Key responsibilities
- Lead the process for Board appointments and make recommendations to the Board regarding candidates for appointment or re-appointment as Directors;
- Monitor and make recommendations to the Board on Board governance and corporate governance issues, to enable the Board to operate effectively and efficiently;
- Regularly review the structure, size and composition (including skills, knowledge and experience) required of the Board;
- Keep under review the leadership needs of the Company, both executive and non-executive, with a view to ensuring the continued ability of the Company to compete effectively in the marketplace; and
- Review annually the time required from Non-Executive Directors.
Documents:
The primary responsibilities of the Committee are set out in its terms of reference which are reviewed and updated annually. When making recommendations to the Board regarding Executive Directors’ remuneration the Committee is able to consider corporate performance on environmental, social and governance issues and ensures that any incentive structures do not raise any environmental, social or governance risks by inadvertently motivating irresponsible behaviour.
Committee members
- Christopher Hopkinson (Chair)
- Martin Gudgeon
- Fiona Paulus
Their biographies can be found on the ‘Board’ page.
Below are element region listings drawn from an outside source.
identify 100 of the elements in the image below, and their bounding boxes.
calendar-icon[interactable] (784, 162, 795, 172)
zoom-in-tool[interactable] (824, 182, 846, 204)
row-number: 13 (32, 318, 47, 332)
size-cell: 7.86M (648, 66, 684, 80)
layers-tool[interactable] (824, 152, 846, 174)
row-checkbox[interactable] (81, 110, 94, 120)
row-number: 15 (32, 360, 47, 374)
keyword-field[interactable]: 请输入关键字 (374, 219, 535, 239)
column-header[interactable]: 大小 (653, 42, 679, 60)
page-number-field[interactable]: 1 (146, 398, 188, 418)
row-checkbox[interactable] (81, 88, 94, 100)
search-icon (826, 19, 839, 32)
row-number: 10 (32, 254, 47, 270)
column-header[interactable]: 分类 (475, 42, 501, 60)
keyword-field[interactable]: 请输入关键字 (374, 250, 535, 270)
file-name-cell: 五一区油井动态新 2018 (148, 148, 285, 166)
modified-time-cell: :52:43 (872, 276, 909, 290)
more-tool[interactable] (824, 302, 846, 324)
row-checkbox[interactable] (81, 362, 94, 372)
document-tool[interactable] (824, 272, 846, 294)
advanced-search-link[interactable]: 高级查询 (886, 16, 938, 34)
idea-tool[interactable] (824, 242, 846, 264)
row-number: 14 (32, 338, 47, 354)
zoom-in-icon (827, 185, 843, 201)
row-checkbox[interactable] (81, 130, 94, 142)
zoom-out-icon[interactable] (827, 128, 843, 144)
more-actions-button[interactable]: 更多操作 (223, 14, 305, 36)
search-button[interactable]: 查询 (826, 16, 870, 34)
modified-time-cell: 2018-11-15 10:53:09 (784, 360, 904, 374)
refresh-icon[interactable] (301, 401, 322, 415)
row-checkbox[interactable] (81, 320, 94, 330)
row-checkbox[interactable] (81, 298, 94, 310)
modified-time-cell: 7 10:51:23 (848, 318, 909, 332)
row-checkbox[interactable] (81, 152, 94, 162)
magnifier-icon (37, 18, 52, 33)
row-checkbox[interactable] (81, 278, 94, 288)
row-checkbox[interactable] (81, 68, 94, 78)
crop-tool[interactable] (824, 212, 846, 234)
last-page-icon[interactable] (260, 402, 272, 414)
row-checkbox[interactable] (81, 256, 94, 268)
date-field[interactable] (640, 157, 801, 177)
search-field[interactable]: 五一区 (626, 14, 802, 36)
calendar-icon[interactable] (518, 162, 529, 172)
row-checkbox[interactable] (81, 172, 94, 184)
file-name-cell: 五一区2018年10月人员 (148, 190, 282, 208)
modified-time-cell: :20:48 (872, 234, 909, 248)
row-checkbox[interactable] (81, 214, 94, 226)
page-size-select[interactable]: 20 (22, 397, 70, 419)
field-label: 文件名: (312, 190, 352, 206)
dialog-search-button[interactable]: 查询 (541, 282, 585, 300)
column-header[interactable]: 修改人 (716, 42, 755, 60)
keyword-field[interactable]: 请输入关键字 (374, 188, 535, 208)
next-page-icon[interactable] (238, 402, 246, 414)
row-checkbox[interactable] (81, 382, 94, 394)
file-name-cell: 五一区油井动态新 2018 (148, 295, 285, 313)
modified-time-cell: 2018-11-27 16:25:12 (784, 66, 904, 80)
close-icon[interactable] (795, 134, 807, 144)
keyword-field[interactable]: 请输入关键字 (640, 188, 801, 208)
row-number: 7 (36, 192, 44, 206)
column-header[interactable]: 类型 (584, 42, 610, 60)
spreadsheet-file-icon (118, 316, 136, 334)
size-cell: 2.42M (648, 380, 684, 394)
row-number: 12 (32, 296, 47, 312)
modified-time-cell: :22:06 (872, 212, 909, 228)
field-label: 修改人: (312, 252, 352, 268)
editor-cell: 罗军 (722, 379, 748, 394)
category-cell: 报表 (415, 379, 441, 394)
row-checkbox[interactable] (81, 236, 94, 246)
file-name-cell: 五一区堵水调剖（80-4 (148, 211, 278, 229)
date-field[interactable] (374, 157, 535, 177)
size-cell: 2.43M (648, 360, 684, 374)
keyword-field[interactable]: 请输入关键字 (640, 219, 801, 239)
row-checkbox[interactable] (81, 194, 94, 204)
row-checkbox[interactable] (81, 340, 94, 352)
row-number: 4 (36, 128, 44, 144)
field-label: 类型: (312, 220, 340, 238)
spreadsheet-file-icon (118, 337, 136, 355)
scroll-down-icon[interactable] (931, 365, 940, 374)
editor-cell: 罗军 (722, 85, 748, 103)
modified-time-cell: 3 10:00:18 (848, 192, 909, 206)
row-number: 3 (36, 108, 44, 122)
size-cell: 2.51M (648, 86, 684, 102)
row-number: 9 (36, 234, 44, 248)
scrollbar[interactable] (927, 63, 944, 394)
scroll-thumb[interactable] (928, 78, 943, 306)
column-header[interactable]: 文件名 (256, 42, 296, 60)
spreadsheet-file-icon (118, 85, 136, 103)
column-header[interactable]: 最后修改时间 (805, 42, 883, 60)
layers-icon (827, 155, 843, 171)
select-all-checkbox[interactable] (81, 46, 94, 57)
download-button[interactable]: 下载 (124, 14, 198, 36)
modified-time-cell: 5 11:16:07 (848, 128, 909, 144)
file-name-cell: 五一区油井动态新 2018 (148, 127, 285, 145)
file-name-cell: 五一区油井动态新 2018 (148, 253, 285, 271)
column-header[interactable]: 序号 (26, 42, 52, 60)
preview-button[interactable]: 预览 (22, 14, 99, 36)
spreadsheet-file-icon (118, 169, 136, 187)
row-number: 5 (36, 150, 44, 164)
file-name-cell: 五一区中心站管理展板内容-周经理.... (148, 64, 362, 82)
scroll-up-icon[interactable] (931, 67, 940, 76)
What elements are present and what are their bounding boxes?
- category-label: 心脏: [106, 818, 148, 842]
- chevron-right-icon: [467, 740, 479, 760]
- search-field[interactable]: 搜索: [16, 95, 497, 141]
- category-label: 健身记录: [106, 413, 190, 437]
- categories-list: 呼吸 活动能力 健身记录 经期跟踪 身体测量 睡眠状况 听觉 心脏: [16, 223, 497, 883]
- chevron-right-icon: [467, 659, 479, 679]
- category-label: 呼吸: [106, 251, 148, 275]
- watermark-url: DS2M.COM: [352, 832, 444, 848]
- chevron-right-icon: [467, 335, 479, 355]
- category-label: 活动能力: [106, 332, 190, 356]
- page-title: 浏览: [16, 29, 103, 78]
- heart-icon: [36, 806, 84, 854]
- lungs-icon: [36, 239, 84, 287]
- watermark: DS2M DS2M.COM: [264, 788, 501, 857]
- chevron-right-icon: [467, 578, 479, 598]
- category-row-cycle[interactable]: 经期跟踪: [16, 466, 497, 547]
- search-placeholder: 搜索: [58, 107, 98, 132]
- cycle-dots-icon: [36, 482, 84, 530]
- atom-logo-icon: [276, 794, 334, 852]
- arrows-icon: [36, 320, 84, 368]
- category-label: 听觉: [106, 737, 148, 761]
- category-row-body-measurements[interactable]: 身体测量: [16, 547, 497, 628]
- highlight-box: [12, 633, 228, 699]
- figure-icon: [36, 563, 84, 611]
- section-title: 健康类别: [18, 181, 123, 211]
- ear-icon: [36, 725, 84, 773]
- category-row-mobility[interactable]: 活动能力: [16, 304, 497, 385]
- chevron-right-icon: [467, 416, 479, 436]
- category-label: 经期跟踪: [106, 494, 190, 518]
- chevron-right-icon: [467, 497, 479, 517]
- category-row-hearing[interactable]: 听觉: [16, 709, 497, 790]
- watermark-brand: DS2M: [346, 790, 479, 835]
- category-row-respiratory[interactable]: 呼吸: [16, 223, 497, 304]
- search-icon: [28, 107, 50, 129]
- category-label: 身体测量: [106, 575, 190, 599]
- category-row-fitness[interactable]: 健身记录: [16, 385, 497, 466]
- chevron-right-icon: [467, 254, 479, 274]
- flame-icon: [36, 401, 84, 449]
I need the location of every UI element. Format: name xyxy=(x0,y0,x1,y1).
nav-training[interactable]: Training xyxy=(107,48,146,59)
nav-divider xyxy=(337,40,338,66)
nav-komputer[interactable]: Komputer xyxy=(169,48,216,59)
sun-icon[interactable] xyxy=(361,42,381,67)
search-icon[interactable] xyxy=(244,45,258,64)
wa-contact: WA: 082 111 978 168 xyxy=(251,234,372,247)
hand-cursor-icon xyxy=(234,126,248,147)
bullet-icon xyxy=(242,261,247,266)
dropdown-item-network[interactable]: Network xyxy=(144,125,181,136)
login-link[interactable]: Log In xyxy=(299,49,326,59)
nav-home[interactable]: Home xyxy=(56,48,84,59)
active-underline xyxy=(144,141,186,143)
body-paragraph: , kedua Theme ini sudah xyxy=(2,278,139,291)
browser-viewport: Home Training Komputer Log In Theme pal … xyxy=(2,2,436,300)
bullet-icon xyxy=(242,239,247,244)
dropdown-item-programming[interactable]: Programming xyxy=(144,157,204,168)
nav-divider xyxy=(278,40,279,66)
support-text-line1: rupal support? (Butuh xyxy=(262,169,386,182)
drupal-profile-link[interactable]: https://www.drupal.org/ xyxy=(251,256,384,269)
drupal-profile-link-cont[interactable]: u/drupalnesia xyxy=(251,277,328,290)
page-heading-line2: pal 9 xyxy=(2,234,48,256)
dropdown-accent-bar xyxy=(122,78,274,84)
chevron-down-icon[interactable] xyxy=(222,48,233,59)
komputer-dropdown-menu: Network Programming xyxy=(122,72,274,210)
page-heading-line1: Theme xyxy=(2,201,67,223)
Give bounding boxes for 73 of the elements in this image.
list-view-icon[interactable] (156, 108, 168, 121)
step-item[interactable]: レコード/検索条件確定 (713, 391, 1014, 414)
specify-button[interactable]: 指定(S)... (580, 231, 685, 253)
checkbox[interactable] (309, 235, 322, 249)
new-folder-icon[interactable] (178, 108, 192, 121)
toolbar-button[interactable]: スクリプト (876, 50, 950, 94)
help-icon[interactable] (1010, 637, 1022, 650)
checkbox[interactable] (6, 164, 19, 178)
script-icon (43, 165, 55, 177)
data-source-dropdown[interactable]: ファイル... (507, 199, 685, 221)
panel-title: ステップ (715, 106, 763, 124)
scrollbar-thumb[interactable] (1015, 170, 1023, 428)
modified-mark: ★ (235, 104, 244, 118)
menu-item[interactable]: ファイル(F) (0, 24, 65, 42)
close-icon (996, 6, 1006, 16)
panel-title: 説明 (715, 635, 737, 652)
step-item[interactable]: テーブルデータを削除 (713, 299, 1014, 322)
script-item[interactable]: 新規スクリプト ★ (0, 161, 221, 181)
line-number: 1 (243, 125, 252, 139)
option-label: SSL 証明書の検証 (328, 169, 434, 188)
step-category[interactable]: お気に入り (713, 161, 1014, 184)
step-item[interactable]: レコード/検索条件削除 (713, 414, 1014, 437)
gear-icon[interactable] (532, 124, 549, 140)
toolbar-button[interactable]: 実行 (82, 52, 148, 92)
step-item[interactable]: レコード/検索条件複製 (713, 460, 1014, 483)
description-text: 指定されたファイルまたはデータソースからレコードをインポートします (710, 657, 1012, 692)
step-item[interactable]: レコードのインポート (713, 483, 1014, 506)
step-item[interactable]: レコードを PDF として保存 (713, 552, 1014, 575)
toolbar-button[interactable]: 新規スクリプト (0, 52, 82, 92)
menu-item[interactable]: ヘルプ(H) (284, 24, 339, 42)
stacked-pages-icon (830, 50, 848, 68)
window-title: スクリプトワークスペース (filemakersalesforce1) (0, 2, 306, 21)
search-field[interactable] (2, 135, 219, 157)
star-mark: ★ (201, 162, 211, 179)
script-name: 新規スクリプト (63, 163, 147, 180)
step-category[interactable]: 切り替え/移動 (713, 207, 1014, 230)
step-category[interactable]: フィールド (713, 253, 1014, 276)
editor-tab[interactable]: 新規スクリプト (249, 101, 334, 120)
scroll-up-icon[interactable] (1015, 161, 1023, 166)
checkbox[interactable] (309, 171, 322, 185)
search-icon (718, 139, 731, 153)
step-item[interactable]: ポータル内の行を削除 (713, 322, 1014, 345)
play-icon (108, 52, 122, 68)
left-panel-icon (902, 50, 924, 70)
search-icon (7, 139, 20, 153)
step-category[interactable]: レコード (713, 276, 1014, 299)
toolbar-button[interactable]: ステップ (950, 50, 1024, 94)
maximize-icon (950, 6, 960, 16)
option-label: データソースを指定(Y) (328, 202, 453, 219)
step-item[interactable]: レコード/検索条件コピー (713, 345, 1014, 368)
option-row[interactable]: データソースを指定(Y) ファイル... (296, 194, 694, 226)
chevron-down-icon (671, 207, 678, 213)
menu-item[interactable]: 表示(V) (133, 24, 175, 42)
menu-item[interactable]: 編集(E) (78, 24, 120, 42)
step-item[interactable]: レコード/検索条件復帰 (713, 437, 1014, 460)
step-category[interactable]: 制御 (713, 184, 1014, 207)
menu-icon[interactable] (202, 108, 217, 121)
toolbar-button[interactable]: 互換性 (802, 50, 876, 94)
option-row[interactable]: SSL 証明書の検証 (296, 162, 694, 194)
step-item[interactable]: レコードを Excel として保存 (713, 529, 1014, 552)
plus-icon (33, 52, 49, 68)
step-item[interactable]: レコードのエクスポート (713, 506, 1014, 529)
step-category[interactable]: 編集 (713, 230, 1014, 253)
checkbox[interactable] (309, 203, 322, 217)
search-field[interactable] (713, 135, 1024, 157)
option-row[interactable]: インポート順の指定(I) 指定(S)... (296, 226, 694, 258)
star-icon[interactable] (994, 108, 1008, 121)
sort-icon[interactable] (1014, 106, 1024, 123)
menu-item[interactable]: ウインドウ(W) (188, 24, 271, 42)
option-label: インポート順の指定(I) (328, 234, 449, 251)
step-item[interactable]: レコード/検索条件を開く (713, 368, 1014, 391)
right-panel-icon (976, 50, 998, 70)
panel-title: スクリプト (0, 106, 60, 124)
The Company Secretary acts as secretary to the Committee.
Key responsibilities
- Making recommendations to the Board on the Company’s overall framework for remuneration and its cost and, in consultation with the Executive Chairman and Chief Executive Officer, determining the remuneration packages of each of the Executive Directors;
- Reviewing the scale and structure of Executive Directors’ remuneration and the terms of their service or employment contracts, including share-based schemes, other employee incentive schemes adopted by the Company from time to time and pension contributions;
- Demonstrating to the shareholders of the Company that the remuneration of the executive directors of the Company and other senior members of executive management of the Company and its subsidiaries is set by a committee of the Board whose members have no personal interest in the outcomes of the decisions of the committee and who will have due regard to the interests of the shareholders; and
- Ensuring payments made on termination comply with the relevant provisions of the Company’s Remuneration Policy.
The remuneration of the Chairman, the Chief Executive, the Chief Financial Officer, the Company Secretary and all other senior members of executive management is determined by the Committee under delegated powers from the Board and in accordance with the Committee’s terms of reference. The Chairman and the executive members of the Board determine the remuneration of all Non-Executive directors, including members of the Committee.
In accordance with the terms of reference, members of the Committee shall be appointed by the Board on the recommendation of the Nomination and Governance Committee in consultation with the Chair of the Committee. The Committee must always include at least three independent Non-Executive Directors who comprise a majority of the Committee.
Documents:
The Strategy Committee was formally created on 25 February 2023.
Committee members
- Stephen Whyte (Chair)
- Martin Gudgeon
- Arfan Khan
Key responsibilities
- Assessing the corporate and strategic performance of the Company and its subsidiaries (the “Group”) in its broadest sense, and forming a wide view on the adequacy of progress made in achieving strategic objectives and outcomes, and of the systems to measure, monitor and deliver on them;
- supporting the Board and Senior Management in formulating the overall strategy for the Company, with particular emphasis on horizon scanning, priorities, activities and outcomes;
- considering the strategic development opportunities for the Group, including by way of acquisitions, disposals, joint ventures, commercial co-operations or otherwise; and
- considering options for shareholder investment or exit.